Photoinduced Regioselective Sulfonylsulfination of Alkenes

Regioselective 1,2-dichalcogenation of alkenes has attracted significant attention in modern organic synthetic chemistry. While there are a plethora of methods to access alkene dichalcogenated architectures, sulfonylsulfination of alkenes is extremely challenging due to the inherent characteristics of the sulfur atom. Herein, a multicomponent fragment coupling of alkenes, sulfinates, and DABSO was developed to construct densely functionalized sulfonylsulfinated products, which are otherwise challenging to access, with broad substrate scope and group tolerance under mild and operationally simple conditions, using an inexpensive 100–1000 ppm organic photocatalyst.
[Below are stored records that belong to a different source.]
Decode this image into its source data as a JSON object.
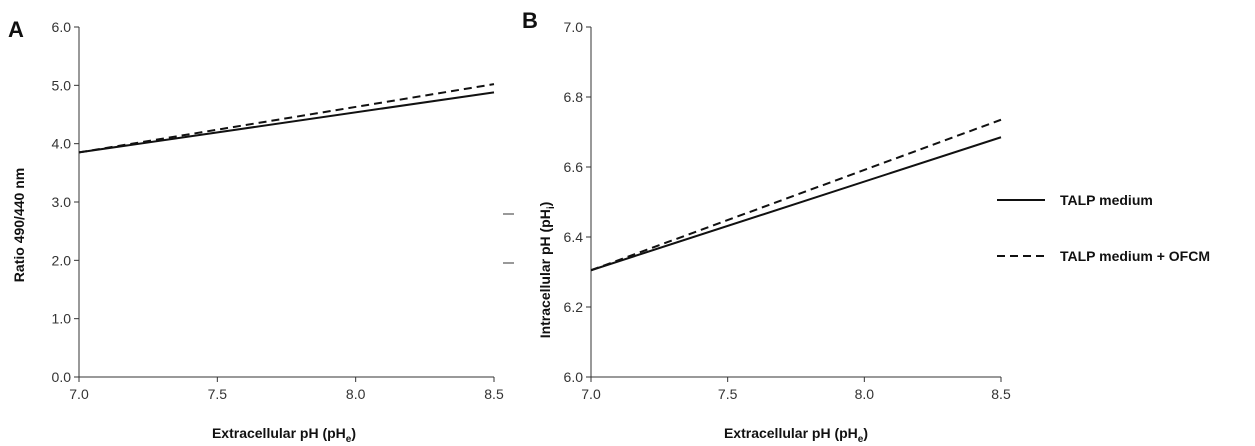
{
  "chart_data": [
    {
      "panel": "A",
      "type": "line",
      "title": "",
      "xlabel": "Extracellular pH (pH",
      "xlabel_sub": "e",
      "xlabel_end": ")",
      "ylabel": "Ratio 490/440 nm",
      "xlim": [
        7.0,
        8.5
      ],
      "ylim": [
        0.0,
        6.0
      ],
      "xticks": [
        "7.0",
        "7.5",
        "8.0",
        "8.5"
      ],
      "yticks": [
        "0.0",
        "1.0",
        "2.0",
        "3.0",
        "4.0",
        "5.0",
        "6.0"
      ],
      "series": [
        {
          "name": "TALP medium",
          "style": "solid",
          "x": [
            7.0,
            8.5
          ],
          "y": [
            3.85,
            4.88
          ]
        },
        {
          "name": "TALP medium + OFCM",
          "style": "dashed",
          "x": [
            7.0,
            8.5
          ],
          "y": [
            3.85,
            5.02
          ]
        }
      ]
    },
    {
      "panel": "B",
      "type": "line",
      "title": "",
      "xlabel": "Extracellular pH (pH",
      "xlabel_sub": "e",
      "xlabel_end": ")",
      "ylabel": "Intracellular pH (pH",
      "ylabel_sub": "i",
      "ylabel_end": ")",
      "xlim": [
        7.0,
        8.5
      ],
      "ylim": [
        6.0,
        7.0
      ],
      "xticks": [
        "7.0",
        "7.5",
        "8.0",
        "8.5"
      ],
      "yticks": [
        "6.0",
        "6.2",
        "6.4",
        "6.6",
        "6.8",
        "7.0"
      ],
      "series": [
        {
          "name": "TALP medium",
          "style": "solid",
          "x": [
            7.0,
            8.5
          ],
          "y": [
            6.305,
            6.685
          ]
        },
        {
          "name": "TALP medium + OFCM",
          "style": "dashed",
          "x": [
            7.0,
            8.5
          ],
          "y": [
            6.305,
            6.735
          ]
        }
      ]
    }
  ],
  "legend": {
    "placement": "right",
    "items": [
      {
        "label": "TALP medium",
        "style": "solid"
      },
      {
        "label": "TALP medium + OFCM",
        "style": "dashed"
      }
    ]
  }
}
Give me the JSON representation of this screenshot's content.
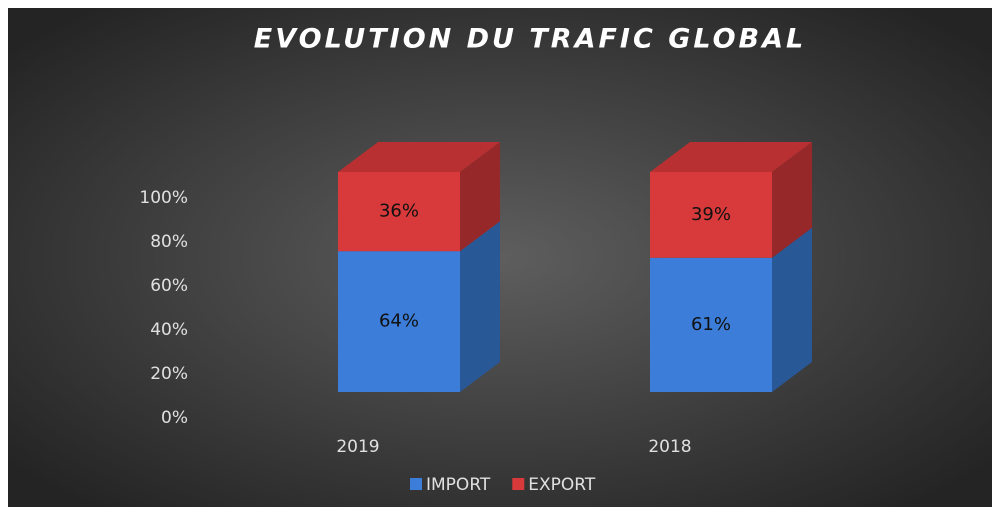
{
  "chart_data": {
    "type": "bar3d_stacked",
    "title": "EVOLUTION DU TRAFIC GLOBAL",
    "categories": [
      "2019",
      "2018"
    ],
    "series": [
      {
        "name": "IMPORT",
        "color": "#3b7dd8",
        "values": [
          64,
          61
        ],
        "value_labels": [
          "64%",
          "61%"
        ]
      },
      {
        "name": "EXPORT",
        "color": "#d8393a",
        "values": [
          36,
          39
        ],
        "value_labels": [
          "36%",
          "39%"
        ]
      }
    ],
    "ylim": [
      0,
      100
    ],
    "yticks": [
      {
        "value": 0,
        "label": "0%"
      },
      {
        "value": 20,
        "label": "20%"
      },
      {
        "value": 40,
        "label": "40%"
      },
      {
        "value": 60,
        "label": "60%"
      },
      {
        "value": 80,
        "label": "80%"
      },
      {
        "value": 100,
        "label": "100%"
      }
    ],
    "grid": false,
    "legend": "bottom"
  }
}
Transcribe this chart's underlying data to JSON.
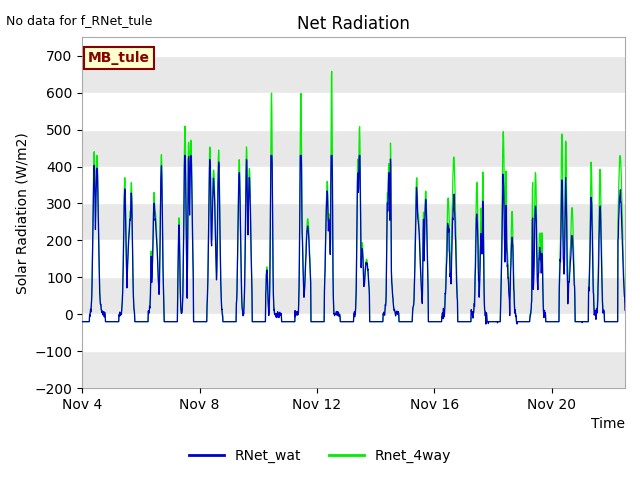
{
  "title": "Net Radiation",
  "subtitle": "No data for f_RNet_tule",
  "xlabel": "Time",
  "ylabel": "Solar Radiation (W/m2)",
  "ylim": [
    -200,
    750
  ],
  "yticks": [
    -200,
    -100,
    0,
    100,
    200,
    300,
    400,
    500,
    600,
    700
  ],
  "xtick_labels": [
    "Nov 4",
    "Nov 8",
    "Nov 12",
    "Nov 16",
    "Nov 20"
  ],
  "xtick_positions": [
    0,
    4,
    8,
    12,
    16
  ],
  "legend_entries": [
    "RNet_wat",
    "Rnet_4way"
  ],
  "line_colors_blue": "#0000cc",
  "line_colors_green": "#00ee00",
  "bg_band_color1": "#e8e8e8",
  "bg_band_color2": "#d8d8d8",
  "annotation_text": "MB_tule",
  "annotation_bg": "#ffffcc",
  "annotation_border": "#880000",
  "n_days": 18.5,
  "xlim_end": 18.5
}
In addition, the protocol was applied to the late-stage functionalization of complex molecules, and the obtained products were converted into diverse downstream transformations to demonstrate their synthetic potential. Experimental and theoretical mechanistic investigations suggest that these reactions proceed through sequential sulfonyl and sulfinyl oxygen radical mutual transformations and radical–polar crossover coupling. This strategy provides access to previously inaccessible alkene sulfonylsulfinated products in good-to-high regio- and stereoselectivity, along with opening up previously unexplored synthetic directions.